5) Copy the files over to the ESXi host and delete the ones just created:

# scp /etc/ssl/rui.crt /etc/ssl/private/rui.key esxihost:/etc/vmware/ssl

# rm /etc/ssl/rui.crt /etc/ssl/rui.csr /etc/ssl/private/rui.key

Reboot the ESXi host.  (Not sure what specific service needs to be restarted.)

Send hostname by DHCP client

The ESXi DHCP client does not send the hostname but it can.  I searched through the system to see where the dhcp client was started but couldn’t find it.  I have a feeling it’s in the _vmkctl python module but couldn’t find the source for it to confirm this.  Instead I just use a script that I snagged off the VMware forums and drop it into /etc/rc.local.d.  The host ends up DHCPing twice but whatever.

1) Extract the oem.tgz:

# mkdir /tmp/oem/

# tar xzf /bootbank/oem.tgz -C /tmp/oemmkdir -p /tmp/oem/etc/rc.local.d

2) Create /tmp/oem/etc/rc.local.d/send-hostname:

#! /bin/ash
if [ -r /var/run/dhcp-vmk0.pid ]; then
    kill $(cat /var/run/dhcp-vmk0.pid)
    /bin/busybox udhcpc -i vmk0 -p /var/run/dhcp-vmk0.pid --retries=20 -H $(hostname | cut -d . -f 1)
fi

3) Make the script executable and then tar it up.

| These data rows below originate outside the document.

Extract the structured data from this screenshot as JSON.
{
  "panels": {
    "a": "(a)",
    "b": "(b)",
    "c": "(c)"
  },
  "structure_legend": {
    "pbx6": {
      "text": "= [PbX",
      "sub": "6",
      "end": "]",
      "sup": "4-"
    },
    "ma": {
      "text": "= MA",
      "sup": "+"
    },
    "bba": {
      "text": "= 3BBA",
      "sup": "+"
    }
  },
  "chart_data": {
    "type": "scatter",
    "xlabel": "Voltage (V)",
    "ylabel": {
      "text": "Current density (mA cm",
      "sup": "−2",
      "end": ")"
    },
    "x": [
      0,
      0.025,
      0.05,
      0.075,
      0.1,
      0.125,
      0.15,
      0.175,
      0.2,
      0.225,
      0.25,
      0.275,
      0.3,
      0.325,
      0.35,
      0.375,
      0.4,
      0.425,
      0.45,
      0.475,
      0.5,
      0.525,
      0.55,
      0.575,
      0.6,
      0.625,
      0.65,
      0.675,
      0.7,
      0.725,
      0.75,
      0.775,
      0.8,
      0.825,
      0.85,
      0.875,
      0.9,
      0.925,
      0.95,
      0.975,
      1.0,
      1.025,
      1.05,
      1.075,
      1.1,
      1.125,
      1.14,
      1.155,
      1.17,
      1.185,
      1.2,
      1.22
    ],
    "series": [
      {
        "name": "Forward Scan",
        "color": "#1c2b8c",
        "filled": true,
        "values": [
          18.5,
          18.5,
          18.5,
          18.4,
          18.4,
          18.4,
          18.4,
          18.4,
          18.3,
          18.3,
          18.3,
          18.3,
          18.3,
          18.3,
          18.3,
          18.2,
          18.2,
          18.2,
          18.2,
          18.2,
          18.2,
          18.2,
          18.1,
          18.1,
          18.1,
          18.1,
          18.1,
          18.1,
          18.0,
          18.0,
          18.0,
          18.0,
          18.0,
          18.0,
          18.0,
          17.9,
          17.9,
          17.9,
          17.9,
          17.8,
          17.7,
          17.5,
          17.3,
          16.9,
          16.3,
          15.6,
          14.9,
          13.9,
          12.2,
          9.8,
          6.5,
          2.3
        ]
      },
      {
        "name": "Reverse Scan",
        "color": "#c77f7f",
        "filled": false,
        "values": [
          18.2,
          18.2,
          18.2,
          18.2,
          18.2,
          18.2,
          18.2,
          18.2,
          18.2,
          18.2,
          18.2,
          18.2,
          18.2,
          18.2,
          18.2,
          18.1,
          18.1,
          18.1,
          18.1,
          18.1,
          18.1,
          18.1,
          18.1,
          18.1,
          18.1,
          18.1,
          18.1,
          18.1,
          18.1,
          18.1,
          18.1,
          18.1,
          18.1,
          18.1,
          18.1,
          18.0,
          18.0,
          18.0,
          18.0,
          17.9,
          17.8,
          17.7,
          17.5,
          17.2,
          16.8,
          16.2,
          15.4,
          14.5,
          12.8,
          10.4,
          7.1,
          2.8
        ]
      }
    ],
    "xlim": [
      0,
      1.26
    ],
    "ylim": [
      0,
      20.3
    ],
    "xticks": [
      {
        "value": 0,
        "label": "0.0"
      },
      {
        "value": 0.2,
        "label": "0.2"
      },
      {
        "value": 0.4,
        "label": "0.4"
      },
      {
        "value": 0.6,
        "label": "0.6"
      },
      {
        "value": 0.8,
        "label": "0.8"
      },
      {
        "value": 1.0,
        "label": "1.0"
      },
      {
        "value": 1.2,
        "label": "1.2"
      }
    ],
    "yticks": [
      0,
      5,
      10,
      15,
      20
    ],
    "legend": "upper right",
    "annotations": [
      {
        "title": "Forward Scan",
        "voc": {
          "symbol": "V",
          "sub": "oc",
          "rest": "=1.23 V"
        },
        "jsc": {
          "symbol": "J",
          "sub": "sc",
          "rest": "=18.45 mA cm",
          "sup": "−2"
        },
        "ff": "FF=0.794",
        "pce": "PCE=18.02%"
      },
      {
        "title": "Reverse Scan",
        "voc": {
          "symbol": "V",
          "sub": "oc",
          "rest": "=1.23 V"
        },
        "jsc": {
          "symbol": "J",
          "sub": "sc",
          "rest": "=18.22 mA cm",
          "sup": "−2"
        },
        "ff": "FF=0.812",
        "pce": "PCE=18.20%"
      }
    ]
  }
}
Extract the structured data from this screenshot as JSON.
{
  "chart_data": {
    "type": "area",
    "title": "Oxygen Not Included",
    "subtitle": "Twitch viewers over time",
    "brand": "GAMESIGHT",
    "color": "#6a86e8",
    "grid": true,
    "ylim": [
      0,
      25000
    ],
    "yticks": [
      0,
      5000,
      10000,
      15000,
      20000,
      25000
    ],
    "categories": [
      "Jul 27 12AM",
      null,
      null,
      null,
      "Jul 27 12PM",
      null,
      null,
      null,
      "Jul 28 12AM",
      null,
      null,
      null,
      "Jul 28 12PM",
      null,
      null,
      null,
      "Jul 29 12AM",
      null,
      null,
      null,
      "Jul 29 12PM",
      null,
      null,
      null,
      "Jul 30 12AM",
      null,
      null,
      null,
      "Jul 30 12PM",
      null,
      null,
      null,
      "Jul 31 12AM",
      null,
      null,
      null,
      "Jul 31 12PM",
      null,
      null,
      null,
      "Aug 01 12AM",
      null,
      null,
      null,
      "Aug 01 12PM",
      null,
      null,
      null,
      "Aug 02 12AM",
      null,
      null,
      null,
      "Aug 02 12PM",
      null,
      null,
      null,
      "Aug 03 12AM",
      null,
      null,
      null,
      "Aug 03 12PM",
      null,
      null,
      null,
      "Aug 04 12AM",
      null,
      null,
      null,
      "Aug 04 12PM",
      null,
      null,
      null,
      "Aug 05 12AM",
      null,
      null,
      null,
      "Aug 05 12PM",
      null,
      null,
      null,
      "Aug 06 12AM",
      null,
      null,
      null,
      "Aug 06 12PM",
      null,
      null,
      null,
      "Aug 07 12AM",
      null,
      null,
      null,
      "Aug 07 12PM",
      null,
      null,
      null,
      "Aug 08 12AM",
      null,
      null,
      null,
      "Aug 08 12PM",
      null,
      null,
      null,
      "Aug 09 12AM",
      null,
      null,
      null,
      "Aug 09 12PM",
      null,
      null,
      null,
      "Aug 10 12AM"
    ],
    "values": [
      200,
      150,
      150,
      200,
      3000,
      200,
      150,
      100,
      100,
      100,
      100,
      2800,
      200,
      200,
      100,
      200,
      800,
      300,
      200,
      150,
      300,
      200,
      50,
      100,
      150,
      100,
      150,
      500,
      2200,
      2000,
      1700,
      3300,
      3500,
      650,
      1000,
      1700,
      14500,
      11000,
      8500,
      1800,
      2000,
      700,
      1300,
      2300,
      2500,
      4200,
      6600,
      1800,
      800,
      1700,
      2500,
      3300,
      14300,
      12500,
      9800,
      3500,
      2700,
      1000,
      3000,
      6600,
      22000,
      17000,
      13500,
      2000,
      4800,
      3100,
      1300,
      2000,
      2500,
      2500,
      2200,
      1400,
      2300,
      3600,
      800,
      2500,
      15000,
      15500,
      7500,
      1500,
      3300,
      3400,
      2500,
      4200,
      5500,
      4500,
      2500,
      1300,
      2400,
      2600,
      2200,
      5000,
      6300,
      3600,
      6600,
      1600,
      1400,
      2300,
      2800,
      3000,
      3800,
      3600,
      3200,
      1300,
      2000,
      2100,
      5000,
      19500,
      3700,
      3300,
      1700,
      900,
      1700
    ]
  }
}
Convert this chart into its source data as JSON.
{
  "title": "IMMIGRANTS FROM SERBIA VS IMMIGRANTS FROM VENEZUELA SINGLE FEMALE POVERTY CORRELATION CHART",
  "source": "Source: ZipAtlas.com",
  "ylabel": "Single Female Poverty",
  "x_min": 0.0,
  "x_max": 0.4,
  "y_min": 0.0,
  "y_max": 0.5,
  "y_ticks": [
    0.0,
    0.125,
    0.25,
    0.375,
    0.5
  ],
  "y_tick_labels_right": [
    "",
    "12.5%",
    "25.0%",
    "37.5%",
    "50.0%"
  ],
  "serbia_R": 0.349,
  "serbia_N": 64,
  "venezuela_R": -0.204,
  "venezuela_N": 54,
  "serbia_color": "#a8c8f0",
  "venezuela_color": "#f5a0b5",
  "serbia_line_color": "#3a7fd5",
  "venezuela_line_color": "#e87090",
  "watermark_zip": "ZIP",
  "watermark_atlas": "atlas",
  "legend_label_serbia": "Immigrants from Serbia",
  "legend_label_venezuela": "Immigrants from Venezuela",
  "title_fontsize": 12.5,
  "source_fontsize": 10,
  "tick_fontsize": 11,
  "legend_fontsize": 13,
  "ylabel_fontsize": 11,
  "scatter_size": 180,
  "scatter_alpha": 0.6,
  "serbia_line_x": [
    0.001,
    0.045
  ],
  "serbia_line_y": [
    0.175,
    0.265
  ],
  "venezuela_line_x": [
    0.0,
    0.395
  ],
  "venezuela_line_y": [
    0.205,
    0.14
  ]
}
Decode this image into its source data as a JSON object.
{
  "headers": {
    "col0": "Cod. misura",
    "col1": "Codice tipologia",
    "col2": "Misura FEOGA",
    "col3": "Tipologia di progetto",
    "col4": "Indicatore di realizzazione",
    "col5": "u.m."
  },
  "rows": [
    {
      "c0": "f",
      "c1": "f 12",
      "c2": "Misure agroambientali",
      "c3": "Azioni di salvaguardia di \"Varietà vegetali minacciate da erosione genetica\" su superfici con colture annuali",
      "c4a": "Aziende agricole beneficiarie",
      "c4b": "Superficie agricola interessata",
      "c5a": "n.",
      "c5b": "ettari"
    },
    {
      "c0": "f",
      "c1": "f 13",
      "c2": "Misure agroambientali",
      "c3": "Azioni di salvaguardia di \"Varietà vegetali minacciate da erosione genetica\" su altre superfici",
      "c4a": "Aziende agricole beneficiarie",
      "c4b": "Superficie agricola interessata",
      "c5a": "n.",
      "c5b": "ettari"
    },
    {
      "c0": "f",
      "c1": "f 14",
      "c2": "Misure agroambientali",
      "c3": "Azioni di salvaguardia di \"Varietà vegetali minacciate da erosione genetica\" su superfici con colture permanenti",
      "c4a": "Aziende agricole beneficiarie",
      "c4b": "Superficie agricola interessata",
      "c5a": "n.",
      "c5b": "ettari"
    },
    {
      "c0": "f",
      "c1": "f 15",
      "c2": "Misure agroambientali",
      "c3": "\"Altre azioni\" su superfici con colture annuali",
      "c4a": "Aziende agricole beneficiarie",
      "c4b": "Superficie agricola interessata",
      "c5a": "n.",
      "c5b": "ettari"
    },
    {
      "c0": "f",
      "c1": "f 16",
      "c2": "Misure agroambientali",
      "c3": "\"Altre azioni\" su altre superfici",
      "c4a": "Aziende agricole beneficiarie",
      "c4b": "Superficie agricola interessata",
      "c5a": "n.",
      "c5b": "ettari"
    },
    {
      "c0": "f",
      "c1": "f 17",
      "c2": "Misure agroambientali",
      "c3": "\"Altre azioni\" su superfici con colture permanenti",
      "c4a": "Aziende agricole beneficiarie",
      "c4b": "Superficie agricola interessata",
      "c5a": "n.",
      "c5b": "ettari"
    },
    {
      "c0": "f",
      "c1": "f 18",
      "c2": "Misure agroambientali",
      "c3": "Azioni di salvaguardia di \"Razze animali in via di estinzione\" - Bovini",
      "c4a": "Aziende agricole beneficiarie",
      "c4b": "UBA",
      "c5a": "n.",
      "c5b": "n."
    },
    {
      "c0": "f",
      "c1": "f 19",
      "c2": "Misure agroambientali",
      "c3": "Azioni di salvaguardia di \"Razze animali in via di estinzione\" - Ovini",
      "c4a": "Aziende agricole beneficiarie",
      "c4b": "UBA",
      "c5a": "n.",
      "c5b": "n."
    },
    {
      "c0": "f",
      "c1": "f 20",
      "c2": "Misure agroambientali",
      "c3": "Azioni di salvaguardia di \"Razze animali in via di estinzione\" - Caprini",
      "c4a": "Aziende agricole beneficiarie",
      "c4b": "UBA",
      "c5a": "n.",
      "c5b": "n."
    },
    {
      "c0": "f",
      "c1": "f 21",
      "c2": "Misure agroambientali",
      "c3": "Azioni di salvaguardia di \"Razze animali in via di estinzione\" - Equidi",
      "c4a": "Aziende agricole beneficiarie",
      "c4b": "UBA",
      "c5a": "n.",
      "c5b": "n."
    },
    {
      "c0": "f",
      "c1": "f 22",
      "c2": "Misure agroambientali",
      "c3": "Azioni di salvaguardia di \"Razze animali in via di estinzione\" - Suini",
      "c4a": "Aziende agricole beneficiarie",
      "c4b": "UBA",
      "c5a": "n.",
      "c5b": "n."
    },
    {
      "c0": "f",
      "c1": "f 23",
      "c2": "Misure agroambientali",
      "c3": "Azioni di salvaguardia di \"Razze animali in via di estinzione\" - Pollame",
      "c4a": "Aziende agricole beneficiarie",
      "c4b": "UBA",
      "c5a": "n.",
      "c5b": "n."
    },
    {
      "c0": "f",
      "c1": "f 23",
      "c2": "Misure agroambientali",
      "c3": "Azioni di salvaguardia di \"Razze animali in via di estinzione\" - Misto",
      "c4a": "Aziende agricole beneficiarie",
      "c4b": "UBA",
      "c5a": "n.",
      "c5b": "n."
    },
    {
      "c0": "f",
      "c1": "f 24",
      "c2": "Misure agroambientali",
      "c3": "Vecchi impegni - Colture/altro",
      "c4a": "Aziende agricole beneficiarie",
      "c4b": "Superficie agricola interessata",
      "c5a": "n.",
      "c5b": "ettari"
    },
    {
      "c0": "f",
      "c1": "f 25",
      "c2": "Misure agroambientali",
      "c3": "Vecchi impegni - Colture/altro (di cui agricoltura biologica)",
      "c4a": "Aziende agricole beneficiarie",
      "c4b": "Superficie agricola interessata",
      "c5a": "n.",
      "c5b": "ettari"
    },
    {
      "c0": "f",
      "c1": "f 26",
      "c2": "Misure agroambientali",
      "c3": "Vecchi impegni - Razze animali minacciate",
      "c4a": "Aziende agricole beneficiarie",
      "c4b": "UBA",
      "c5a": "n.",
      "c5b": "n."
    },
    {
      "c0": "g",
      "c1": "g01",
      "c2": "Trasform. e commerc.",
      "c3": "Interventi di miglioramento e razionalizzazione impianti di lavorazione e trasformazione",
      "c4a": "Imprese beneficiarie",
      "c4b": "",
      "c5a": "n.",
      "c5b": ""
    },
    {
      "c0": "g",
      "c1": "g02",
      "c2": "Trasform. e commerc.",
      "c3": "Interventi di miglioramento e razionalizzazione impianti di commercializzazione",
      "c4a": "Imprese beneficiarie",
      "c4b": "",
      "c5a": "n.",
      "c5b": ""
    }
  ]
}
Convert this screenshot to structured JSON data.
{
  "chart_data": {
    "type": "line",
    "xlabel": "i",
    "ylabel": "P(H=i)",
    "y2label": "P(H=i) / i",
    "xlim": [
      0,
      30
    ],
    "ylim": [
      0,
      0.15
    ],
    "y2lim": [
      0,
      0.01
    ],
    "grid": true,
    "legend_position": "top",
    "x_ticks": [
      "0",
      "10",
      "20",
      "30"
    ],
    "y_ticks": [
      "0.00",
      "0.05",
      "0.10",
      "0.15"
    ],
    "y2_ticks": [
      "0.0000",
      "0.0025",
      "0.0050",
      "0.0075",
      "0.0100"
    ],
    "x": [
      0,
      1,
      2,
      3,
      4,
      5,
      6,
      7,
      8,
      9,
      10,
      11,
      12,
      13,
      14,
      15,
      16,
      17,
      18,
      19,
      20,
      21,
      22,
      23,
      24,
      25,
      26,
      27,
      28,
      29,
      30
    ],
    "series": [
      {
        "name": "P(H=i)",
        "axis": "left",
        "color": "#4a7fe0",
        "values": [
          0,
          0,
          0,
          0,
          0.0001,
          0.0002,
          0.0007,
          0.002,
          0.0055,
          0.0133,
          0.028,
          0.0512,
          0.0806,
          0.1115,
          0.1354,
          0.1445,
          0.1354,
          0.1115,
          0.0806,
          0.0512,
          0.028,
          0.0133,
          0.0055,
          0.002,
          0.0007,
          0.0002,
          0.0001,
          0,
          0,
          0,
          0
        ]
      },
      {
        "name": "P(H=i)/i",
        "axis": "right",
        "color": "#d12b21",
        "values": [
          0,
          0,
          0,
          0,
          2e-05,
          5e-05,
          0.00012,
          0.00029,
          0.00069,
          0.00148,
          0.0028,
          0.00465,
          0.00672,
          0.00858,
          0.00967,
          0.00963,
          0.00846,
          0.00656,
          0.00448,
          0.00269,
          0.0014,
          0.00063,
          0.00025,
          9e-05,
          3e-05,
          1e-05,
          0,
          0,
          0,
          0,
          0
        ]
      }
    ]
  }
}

# chmod +x /tmp/oem/etc/rc.local.d/send-hostname

# cd /tmp/oem

# tar zcvf /bootbank/oem.tgz *

After that just reboot or copy the send-hostname script over to /etc/rc.local.d and run it.

These are the three things I usually do after installing ESXi and hopefully this will save a few people some extra googling.  The next thing I’m trying to figure out is how to build applications for the service console.  Specifically, I’d like to get pam_krb5 and nss_ldap working on the service console.